The second round was once again dominated by the Irish with Pat Buckley training another treble with runners well backed off course. Knockaboul Syd won the first heat in a fast 29.29, from Swift Lettuce and Lenson Bocko but favourite Newinn Session was eliminated. Ballydoyle Valor won heat two followed by an English win by Southwood Jet. Deerjet Sydney recorded an impressive 29.15 winning heat four and Coolavanny Chick took the next heat which saw the challenges of both Doolin Duke and Feudal Spirit come to an end. The John Mullins trained Rockmount Ozzy provided a huge shock in heat six when winning at odds of 40–1 with Wolfe scraping through in third place. Buckley's third success was with Glengar Bale who battled with Churchill Holly for the win in heat seven where Bockos Doomie was eliminated. The eighth and final heat saw a sixth Irish success of the night when Swanley Chick won but Gonzo failed to progress. No less than six unbeaten greyhounds went into the quarter-final draw.

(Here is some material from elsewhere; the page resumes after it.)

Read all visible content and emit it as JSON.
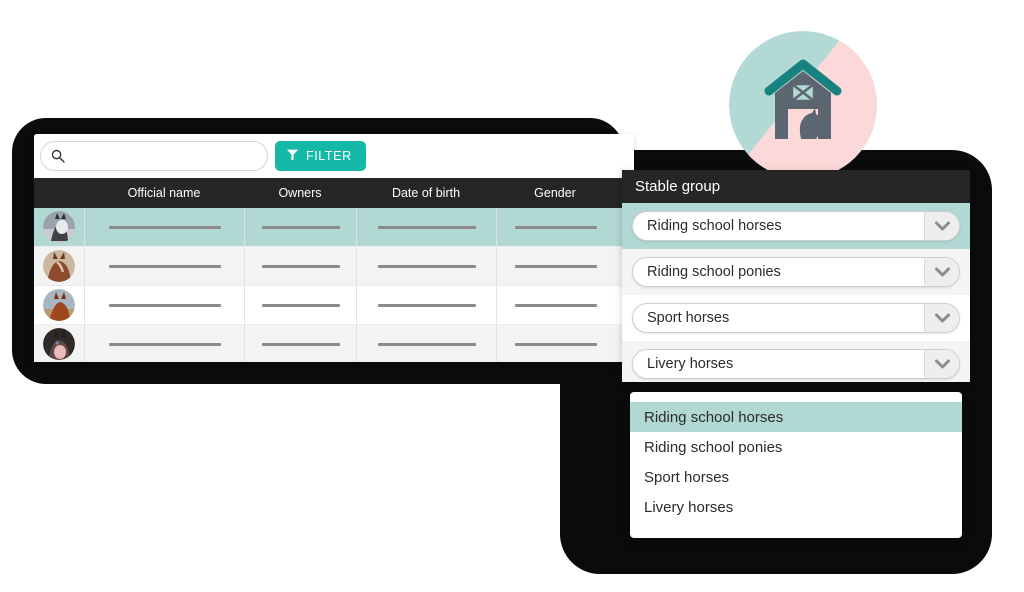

The quarter final draw was unfortunate for Pat Buckley because all three of his remaining charges were drawn in the fourth and final heat which looked the strongest on paper. The first heat resulted in a win for Wolfe who won in 29.47 defeating Coolavanny Chick by 2 lengths and making amends for his early exit the previous year. Heat two went to Southwood Jet trained by Richard Rees and the blue dog remained unbeaten but Lenson Bocko was eliminated in the same heat. Smurfs Machine won the third heat which saw favourite Ballydoyle Valor qualify in third place. The fourth and final heat ended in a 1-2 finish for Buckley with Knockaboul Syd and Deerjet Sydney but his third runner Glengar Bale was eliminated along with Kilara Icon.

Two hounds, Southwood Jet and Knockaboul Syd remained unbeaten going into the semi-finals but the event was wide open following all four quarter finals being won within 7 spots of each other. Southwood Jet duly won the first semi final and would go into the final as the only unbeaten greyhound in the competition, he led all the way on another very wet night which resulted in slow times once again. Ballydoyle Valor ran well to finish second and Coolavanny Chick took third but favourite Knockaboul Syd finished last after encountering trouble at the second bend. An Irish 1–2 in the second semi final (Wolfe from Deerjey Sydney) meant that four Irish hounds would make the final for the second year in succession. Smurfs Machine took the remaining qualifying spot for the 2020 Derby final.